Back in December, I started to personally feel the effects of lockdown. Not being able to put makeup on, and wear a cute outfit on an adventure out somewhere started to weigh on me. I didn’t feel like myself. I felt basic and boring, working day in and day out at home. There’s no reason for me to paint myself up, brush my hair or wear anything, but biker shorts and leggings. I was losing my form of self-expression, and it began to depress me.
People tend to link makeup to insecurity, when, in reality, it’s based in self expression and creativity for many people. Sure, my bare face is beautiful, but bare is boring… so, where’s the fun in that? My face is a canvas where I can strategically place color and dust copious amounts of glitter on until my little heart’s content. I miss that. I miss the simple act of smearing lipstick on my lips. Lipstick in itself is a form of expression for me.
Even as the world tries to go back to normal, I still have moments where I feel stagnant. During photoshoots, I constantly think I’m a horrible model. I feel insecure all the time. Am I posing right? Did I curate the right outfit? Am I skinny enough for people? I’m in a rut when it comes to shooting ideas. I constantly think I’m failing at the very things that make me happy. Sometimes, I have to remind myself who I am producing content for. Is it for myself or are you just trying to impress everyone else?
Truth is, I feel uncreative and unmotivated during this pandemic along with the current political climate and the constant environmental disasters. Maybe, I’m just in this prolonged mental block as a whole. Even writing my thoughts down is a struggle. I feel focused and motivated to write in my notepad when I’m working, but of course, I have to attend to my work responsibilities. Once 5pm rolls around, I’m dead and my energy has been depleted. I can’t seem to spark the same flame again. Even simply reading a comic or finishing a TV show has been a daunting task for me to fulfill. It literally took me eight months just to watch all 10 episodes of Sabrina’s last season. There’s so much content I want to consume, but when I have free time, I just feel lost in this restless, unfocused mind of mine.

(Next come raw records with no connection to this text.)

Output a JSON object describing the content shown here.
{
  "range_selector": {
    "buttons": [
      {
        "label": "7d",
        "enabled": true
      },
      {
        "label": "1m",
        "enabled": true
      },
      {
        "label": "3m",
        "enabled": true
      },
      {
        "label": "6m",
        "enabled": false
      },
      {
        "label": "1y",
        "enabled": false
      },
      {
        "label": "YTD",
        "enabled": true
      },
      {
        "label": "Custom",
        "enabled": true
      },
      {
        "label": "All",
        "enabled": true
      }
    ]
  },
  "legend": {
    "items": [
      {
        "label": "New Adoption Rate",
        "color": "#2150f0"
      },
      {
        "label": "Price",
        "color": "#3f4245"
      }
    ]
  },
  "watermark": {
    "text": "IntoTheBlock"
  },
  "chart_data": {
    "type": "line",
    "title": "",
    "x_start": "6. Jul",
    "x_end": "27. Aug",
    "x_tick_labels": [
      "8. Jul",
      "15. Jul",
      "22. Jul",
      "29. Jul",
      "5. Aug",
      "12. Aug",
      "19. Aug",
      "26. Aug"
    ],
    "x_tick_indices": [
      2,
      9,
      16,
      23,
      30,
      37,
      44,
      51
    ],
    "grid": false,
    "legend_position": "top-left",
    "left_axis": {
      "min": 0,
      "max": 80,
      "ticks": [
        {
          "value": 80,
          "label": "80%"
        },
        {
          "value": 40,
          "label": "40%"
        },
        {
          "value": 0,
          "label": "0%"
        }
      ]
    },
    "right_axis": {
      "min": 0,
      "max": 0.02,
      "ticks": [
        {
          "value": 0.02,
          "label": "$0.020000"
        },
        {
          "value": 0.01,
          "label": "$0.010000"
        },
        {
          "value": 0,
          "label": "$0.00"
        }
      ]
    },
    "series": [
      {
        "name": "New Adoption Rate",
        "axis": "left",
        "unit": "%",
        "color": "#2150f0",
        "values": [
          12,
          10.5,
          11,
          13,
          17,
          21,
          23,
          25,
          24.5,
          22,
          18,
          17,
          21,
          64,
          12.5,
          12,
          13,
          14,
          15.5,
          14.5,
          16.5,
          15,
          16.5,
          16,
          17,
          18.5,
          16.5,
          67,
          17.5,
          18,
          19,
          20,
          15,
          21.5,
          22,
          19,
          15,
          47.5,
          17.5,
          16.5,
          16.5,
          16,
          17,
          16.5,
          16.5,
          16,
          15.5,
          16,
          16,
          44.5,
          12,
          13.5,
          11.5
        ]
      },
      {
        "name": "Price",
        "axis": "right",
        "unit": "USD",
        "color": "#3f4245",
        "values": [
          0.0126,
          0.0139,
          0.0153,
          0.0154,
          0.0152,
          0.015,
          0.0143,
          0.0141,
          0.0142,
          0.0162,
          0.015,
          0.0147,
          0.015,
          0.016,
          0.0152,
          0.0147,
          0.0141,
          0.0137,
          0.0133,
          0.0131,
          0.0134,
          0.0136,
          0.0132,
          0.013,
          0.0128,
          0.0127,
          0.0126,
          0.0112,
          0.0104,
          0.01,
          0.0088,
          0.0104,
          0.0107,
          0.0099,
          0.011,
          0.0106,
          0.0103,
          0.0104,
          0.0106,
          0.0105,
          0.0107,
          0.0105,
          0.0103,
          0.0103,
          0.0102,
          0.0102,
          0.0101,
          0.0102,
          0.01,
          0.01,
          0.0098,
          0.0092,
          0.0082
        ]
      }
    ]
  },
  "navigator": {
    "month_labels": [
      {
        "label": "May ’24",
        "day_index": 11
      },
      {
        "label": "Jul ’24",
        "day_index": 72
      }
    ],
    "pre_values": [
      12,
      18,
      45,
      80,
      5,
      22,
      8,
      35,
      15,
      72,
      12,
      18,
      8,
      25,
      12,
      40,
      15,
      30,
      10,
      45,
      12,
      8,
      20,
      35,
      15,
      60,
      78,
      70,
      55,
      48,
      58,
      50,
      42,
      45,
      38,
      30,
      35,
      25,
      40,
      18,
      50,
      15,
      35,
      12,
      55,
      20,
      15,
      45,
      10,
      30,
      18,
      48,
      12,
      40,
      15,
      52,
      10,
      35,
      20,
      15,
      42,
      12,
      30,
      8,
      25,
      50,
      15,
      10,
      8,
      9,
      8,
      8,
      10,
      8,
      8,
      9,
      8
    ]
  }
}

I know I’m not alone in this. It’s been an incredibly hard few years for a majority of people. I just want be able to enjoy simple things again. I’d love to just do things for me again, and not constantly feel like I’m living for other people. I’ve never been one to push myself to be “productive” on my days off. I always allowed myself to rest my mind, and recharge myself, but I want to be able to translate this chaotic mess of thoughts, whether it be through writing or my modeling, to some form of expression. I hate feeling like I’m slowly wasting away.
Maybe, I’m asking too much of myself right now. The truth is though, I always feel like I’m drowning, constantly gasping for air. I feel overwhelmed not being able to produce and consume the content I want. I just wish I could relieve myself of these self-doubts and insecurities already. Of the stress and anxiety. The weariness and confusion.
I guess I just wanted to write this blog to get my thoughts out and say I'm not always okay. I'm in this in-between phase where I feel like my life is finally falling into place, but I also feel like I've lost my way somewhere along the path. Yes, I am happy, but there are still aspects of my life where I am certainly not thriving. Most people just show a highlight reel of the good moments of their life on social media, and neglect to show that they struggle behind the scenes too. I think always portraying your life as perfect to an audience is toxic and unrealistic. I’m hoping I can start living outside my head, and put to rest the everlasting chaos and tension living inside me.
💗💗💗 I feel this. I'm always backlogged because I feel like I have to use my days off for shit but then I get overwhelmed and then when I have days where nothing is planned I feel like I'm wasting the day away. I have more time to blog but I haven't been able to find ideas on what to write after the pandemic started and my monthly posts have slowed down. I used to have shit queued up and at least 6 posts a month. Now I'm lucky if I find time for 1-2. Idk how I did it all pre pandemic. Time moves differently now and it feels like we're busier and not busier at the same time. It never ends. It's always going to be something making us feel like we should be doing more.